Между тем ты все взглядывал на окна, на эти назойливые, лезущие в глаза треклятые шелковые занавески. Может, то была теща? Ведь она никак не может смириться с неумолимо надвигающейся старостью и все продолжает с некоей претензией тщательно укладывать свои крашеные лохмы на затылке. От этой мысли ты почувствовал вдруг облегчение, будто камень с души сняли... И даже повеселел.

— Слушай, Жадигер, помнишь голодные послевоенные? Как ты — не знаю, а по мне, будто вчера все было...

— А прошло немало лет...

— Слушай, а помнишь, как впервые отправились в школу? Одеты черт знает во что. В животе урчит.

— Ой, те годы ужасные были, говорю. Лучше и не вспоминать, говорю.

— И каждый день по дороге в школу мы, помнишь, к пекарне сворачивали... стояли с подветренной стороны и с такой жадностью вдыхали запах печеного хлеба.

— А пока топтались там, опаздывали на первый урок... — С улыбкой вспоминая голодное детство, ты и сам не заметил, как на глазах твоих навернулись слезы. — А все равно славное было время? Ох, славное! Лучшей поры и не припомню.

— Да ну его... Если уж честно, то ничего такого славного и не было...
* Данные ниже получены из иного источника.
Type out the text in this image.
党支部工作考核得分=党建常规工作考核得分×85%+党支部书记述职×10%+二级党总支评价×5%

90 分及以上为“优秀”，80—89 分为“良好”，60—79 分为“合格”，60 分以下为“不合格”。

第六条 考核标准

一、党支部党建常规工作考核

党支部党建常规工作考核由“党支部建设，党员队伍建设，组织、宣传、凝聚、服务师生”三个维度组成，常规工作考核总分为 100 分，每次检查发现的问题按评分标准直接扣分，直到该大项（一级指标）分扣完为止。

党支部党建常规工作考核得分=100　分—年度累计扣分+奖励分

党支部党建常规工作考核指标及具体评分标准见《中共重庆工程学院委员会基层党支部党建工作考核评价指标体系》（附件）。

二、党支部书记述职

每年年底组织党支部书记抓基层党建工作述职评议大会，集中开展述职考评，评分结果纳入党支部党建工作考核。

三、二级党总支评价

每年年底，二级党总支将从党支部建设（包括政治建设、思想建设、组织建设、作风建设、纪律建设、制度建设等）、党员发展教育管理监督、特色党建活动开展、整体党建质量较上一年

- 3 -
Ты недоуменно глянул на друга. Размягченный воспоминаниями далеких дней, не заметил, оказывается, что Азим давно уже убрал руку с твоего плеча и — пока ты предавался таким далеким, таким нереальным теперь воспоминаниям детства — успел уже взять себя в руки, на его лице появилось безразличие. А когда ты посмотрел на него, он уже сидел вальяжно, откинувшись на спинку стула.

— Как мать? Бодра?

— Слава богу...

— Сколько раз она меня угощала! Жаль: очень спешу. Но все равно забегу на минутку, проведаю.

— Пошли тогда сейчас.

— Нет... Позже зайду... как-нибудь...

— Дай только заранее знать. Барашка в твою честь зарежем.

Азим как-то отрывисто, будто стараясь, чтобы на ухоженном лице не обозначилось ни морщинки, засмеялся:

— Ах, ровесничек ты мой простодушный! Сколько бы ни учило тебя государство, а степные твои привычки выбить никак не может. Казах из тебя так и прет. Тебе, верно, и невдомек, что в наше время европейцы, к примеру, встречают гостя чашкой кофе или там бокалом аперитива... А ты — барашка!..
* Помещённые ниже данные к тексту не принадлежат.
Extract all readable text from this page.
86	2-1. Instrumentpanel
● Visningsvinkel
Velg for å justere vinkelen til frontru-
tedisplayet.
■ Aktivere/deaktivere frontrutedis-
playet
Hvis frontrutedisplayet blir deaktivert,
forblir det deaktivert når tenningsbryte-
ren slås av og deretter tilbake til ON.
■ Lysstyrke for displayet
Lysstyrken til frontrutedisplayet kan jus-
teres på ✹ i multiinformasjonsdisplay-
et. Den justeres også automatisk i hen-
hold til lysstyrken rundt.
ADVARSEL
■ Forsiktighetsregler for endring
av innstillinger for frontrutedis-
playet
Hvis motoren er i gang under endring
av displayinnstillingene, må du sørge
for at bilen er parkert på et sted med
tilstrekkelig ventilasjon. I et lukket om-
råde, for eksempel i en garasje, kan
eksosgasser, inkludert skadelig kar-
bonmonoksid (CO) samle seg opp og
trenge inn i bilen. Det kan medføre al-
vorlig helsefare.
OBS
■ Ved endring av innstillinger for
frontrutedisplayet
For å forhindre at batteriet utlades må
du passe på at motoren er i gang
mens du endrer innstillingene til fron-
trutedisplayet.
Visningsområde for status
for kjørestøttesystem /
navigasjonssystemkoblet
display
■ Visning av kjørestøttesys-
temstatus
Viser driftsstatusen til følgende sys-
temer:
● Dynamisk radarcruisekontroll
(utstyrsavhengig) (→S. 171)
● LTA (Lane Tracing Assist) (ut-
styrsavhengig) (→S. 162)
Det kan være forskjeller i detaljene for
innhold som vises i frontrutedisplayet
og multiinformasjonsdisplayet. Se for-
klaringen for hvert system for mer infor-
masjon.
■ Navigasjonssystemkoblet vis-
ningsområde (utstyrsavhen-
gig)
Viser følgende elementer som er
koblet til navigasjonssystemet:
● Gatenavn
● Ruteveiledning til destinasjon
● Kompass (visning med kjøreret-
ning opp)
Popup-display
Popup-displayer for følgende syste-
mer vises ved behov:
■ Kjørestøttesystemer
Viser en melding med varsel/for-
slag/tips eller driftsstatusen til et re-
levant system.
Ты не знал, что ответить: удивили не сами слова, не тон, каким были они сказаны, а тот быстрый, откровенно унизительный взгляд, брошенный на тебя

сбоку, как бы вскользь... В этом взгляде почудилось что-то знакомое. Точно такой взгляд ты где-то видел, но где? И кто был тот человек, который имел обыкновение как бы пригвождать таким вот холодно-надменным взглядом незадачливого собеседника?

— У каждого народа свои обычаи, — недовольно буркнул ты.
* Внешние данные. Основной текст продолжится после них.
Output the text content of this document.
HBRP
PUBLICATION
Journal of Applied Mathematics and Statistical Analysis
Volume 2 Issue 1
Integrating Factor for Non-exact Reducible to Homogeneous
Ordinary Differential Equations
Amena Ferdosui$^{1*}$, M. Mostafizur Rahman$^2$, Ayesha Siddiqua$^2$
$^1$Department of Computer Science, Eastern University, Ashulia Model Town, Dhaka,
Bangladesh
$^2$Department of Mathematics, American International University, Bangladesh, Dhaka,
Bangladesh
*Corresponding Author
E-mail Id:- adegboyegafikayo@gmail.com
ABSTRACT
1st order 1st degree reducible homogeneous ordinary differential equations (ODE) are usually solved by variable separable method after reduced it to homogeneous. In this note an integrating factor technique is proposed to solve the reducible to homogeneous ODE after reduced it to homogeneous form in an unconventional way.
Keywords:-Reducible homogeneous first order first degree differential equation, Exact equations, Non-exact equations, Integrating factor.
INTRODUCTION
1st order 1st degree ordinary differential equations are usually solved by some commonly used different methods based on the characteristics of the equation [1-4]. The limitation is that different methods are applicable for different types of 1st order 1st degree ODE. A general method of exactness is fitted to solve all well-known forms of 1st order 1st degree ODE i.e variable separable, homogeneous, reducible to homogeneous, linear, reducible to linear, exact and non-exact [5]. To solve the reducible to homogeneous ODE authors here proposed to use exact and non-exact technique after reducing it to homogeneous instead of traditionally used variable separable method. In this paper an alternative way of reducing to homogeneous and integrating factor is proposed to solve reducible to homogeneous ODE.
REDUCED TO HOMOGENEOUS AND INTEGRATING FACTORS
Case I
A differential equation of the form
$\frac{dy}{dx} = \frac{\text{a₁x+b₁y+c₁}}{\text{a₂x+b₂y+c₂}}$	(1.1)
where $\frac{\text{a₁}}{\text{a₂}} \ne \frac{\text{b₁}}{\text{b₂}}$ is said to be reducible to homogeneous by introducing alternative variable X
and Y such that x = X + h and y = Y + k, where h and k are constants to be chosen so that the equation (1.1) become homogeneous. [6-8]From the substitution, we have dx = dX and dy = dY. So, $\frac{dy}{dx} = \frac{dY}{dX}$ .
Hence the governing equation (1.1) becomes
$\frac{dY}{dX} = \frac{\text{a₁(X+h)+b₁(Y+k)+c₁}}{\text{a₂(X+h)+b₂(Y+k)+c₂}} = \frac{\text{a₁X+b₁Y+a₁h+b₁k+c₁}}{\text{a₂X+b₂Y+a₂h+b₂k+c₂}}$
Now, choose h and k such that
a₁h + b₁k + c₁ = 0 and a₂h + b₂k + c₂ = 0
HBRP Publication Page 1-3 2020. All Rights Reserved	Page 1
— Сказал! Много ли нынешним казахам проку от дедовских чапанов и лошадок?

— Не знаю, как насчет чапанов, но что касается лошадок, то ведь нынче ты сам, кажется, приехал на них.

Что ни говори, этот дьявол умеет прикрыться личиной холодного безразличия. Видишь, как он, избегая ответа, снова напустил на себя отсутствующий вид, отвернулся и уставился в страницы какой-то раскрытой книжки на столе.

Пауза неприлично затягивалась. Азим перевернул страницу, потом другую. Может, пора встать и удалиться? Но вместо этого ты неожиданно для себя сказал:

— А статью твою прочел, как же...

Азим все еще не отрывал взгляда от книги. Совиноглазый заерзал на стуле. Казалось, будто филин перед взлетом встрепенулся, раза два дернул крыльями:

— Ойбай, не говори... си-сильная была статья! И стар и млад, говорю, из рук в руки ее передавали, говорю.

— Верно. У нас ее все читали...

— Наш Азимжан хочет победить природу. Как не радоваться, говорю. Только народу все мало, говорю. Ему хочется, чтобы сладкий жир сам в рот тек, говорю... Вот такой у нас нынче народ, говорю!

— Твой дядя прав, землякам твоим, к слову, статья не понравилась.

— Во-н как! А тебе?

— Что я? Мое мнение вряд ли тебе интересно. А вот к людям прислушаться бы надо, — попытался ты втянуть гостя в разговор.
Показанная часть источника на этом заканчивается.